Mujiyo, dari gerakan buruh kontrak, juga berorasi memperingatkan meningkatnya militerisme di berbagai sektor, termasuk perburuhan dan pertanian. Ia memblejeti bagaimana berbagai pabrik dan perkebunan dijadikan objek vital negara sehingga aparat kepolisian dan militer bisa semakin masif mengintimidasi dan merepresi rakyat yang menuntut hak-haknya. Dus, menurut Mujiyo, penting bagi kita untuk menggalang semua kekuatan demokratis untuk melawan militerisme.
Fatimah Suganda, salah satu demonstran, menyampaikan, “Lingkar-lingkar pelanggaran hak asasi manusia di bidang ekonomi tidak pernah berhenti bahkan terus bermetamorfosis, hal ini semakin diikukuhkan dengan landasan-landasan legitimasi dan peran negara di dalam nya. Dahulu akibat perampasan tanah, petani, masyarakat pedesaan, masyarakat adat, dan segala unsur-unsur terkait dengannya mengalami krisis ekonomi hingga harus menjadi buruh di atas tanah atau bekas tanahnya sendiri yang dipaksa diambil alih negara untuk Hak Guna Usaha perusahaan atau pihak swasta. Contoh nyata dari hal tersebut adalah beroperasinya pertambangan emas di Timika, Papua, di bawah kendali PT Freeport McMoran dan sejumlah perusahaan pangan yang beroperasi di Kabupaten Blitar, Jawa Timur.”
Sebagaimana tertuang dalam tulisannya bertajuk “Global Land Grabbing&Reproduksi Pelanggaran Hak Asasi Manusia” yang dibagikan saat aksi, ia mengungkap, “Kini, pola perampasan tanah secara global melanda hampir di seluruh provinsi di Indonesia, baik tanah masyarakat diambil alih negara secara langsung dengan memfungsikan aparatus negara represif kepada masyarakat atau negara memberi Hak Guna Usaha terlebih dahulu kepada swasta hingga selanjutnya pihak swasta membujuk masyarakat melepaskan tanah sebagaimana yang terjadi dalam program-program di bawah MP3EI diantaranya yang terjadi pada masyarakat adat Malind Anim akibat MIFEE di Papua.”

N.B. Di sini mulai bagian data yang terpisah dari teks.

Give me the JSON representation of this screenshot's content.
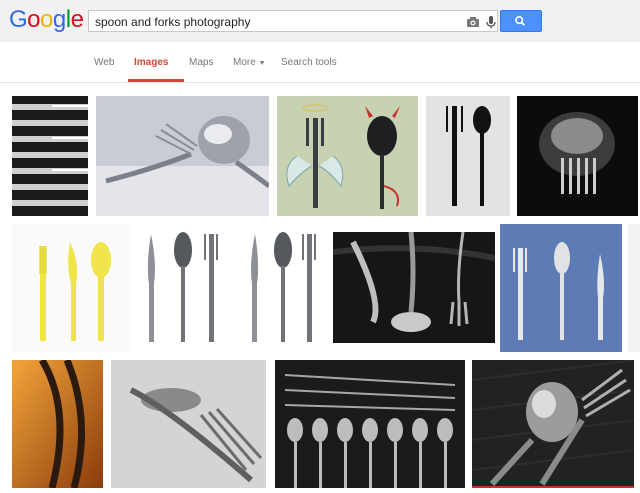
{
  "logo": {
    "letters": [
      "G",
      "o",
      "o",
      "g",
      "l",
      "e"
    ],
    "colors": [
      "#3369e8",
      "#d50f25",
      "#eeb211",
      "#3369e8",
      "#009925",
      "#d50f25"
    ]
  },
  "search": {
    "query": "spoon and forks photography",
    "placeholder": ""
  },
  "icons": {
    "camera": "camera-icon",
    "mic": "microphone-icon",
    "search": "search-icon"
  },
  "tabs": [
    {
      "label": "Web",
      "active": false
    },
    {
      "label": "Images",
      "active": true
    },
    {
      "label": "Maps",
      "active": false
    },
    {
      "label": "More",
      "active": false,
      "has_dropdown": true
    },
    {
      "label": "Search tools",
      "active": false
    }
  ],
  "colors": {
    "accent_red": "#d14836",
    "blue_button": "#4d90fe",
    "header_bg": "#f1f1f1"
  },
  "results": {
    "rows": 3,
    "images": [
      "forks-stacked-bw",
      "fork-and-spoon-closeup",
      "angel-fork-devil-spoon",
      "fork-spoon-silhouette",
      "fork-dome-dark",
      "yellow-plastic-cutlery",
      "knife-spoon-fork-white",
      "knife-spoon-fork-white-2",
      "cutlery-on-black-cloth",
      "cutlery-on-blue",
      "bent-spoon-orange",
      "fork-macro-gray",
      "rows-of-spoons-forks",
      "spoon-fork-dark-mat"
    ]
  }
}
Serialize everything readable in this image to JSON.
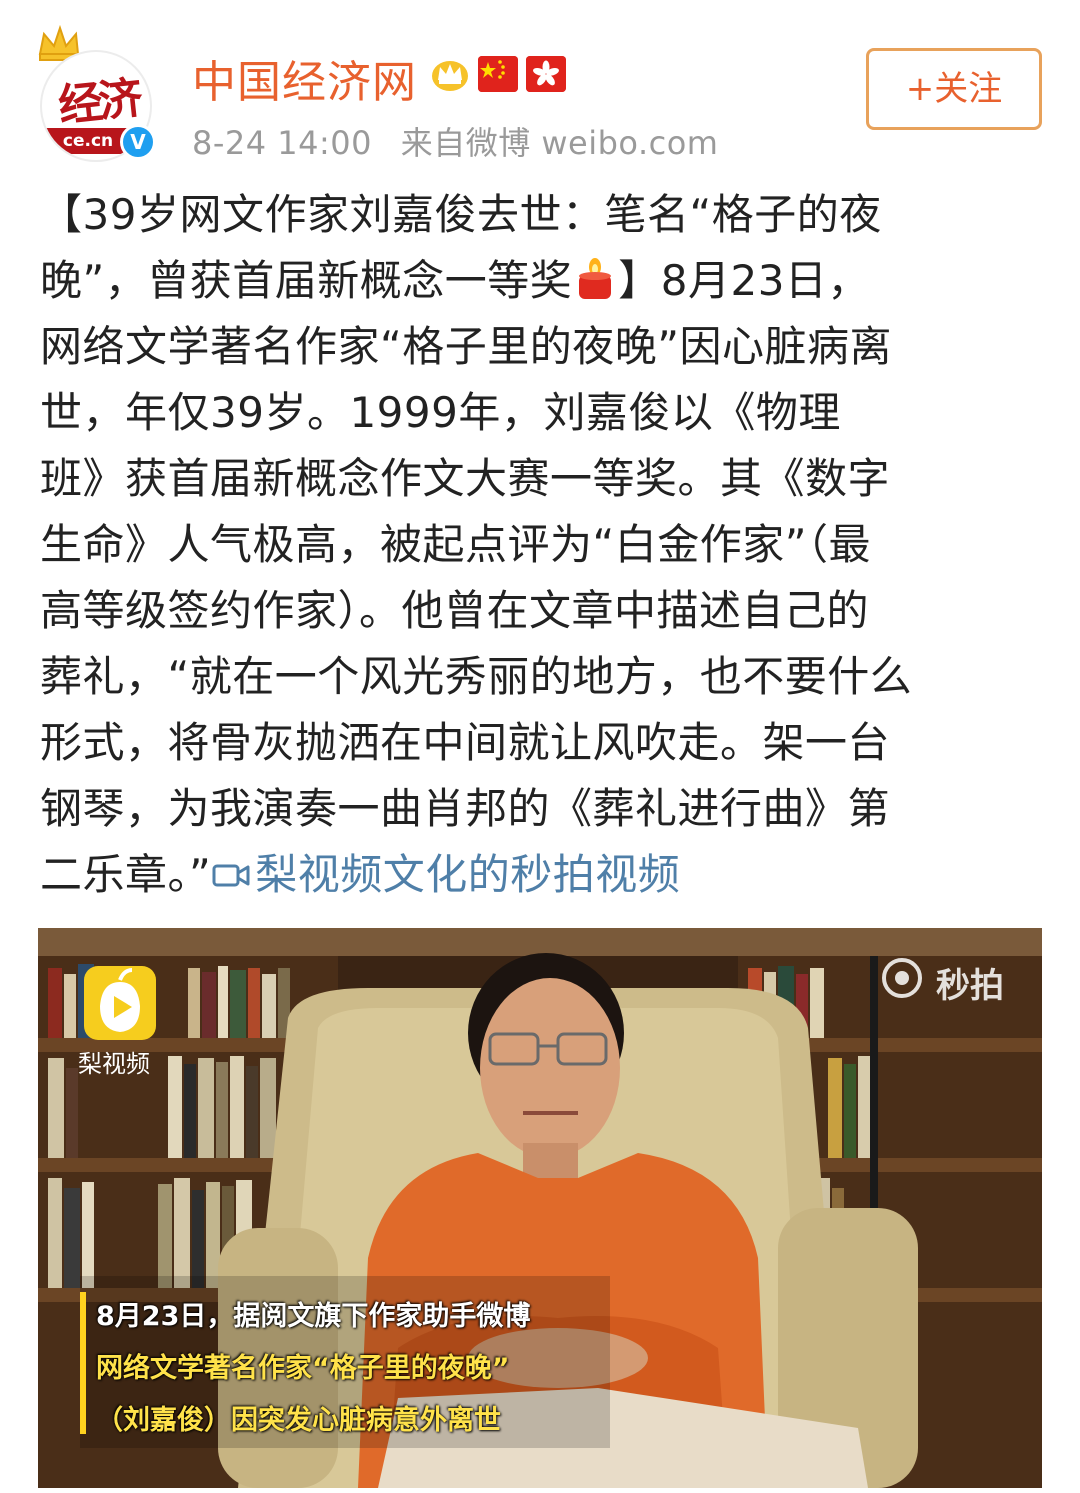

Pengajar Filsafat Feminisme dan Paradigma Kritis di Sekolah Tinggi Filsafat Al-Farabi ini melanjutkan “…menjabatnya aktor-aktor yang bersinggungan dengan pelanggaran hak asasi manusia di masa lalu pada struktur pemerintahan saat ini yang justru semakin melanggengkan rantai-rantai impunitas pelanggaran hak asasi manusia di masa lalu terjadi di Indonesia, dalam bidang ekonomi-poltik, reformasi pun gagal karena pasca reformasi kasus-kasus pelanggaran hak ekonomi masih terjadi bahkan difasilitasi oleh negara dengan hukum dan intervensi politik misalnya dalam hal pengusaan dan perampasan tanah yang diperuntukkan bagi Hak Guna Usaha swasta yang berujung pada perampasan tanah.”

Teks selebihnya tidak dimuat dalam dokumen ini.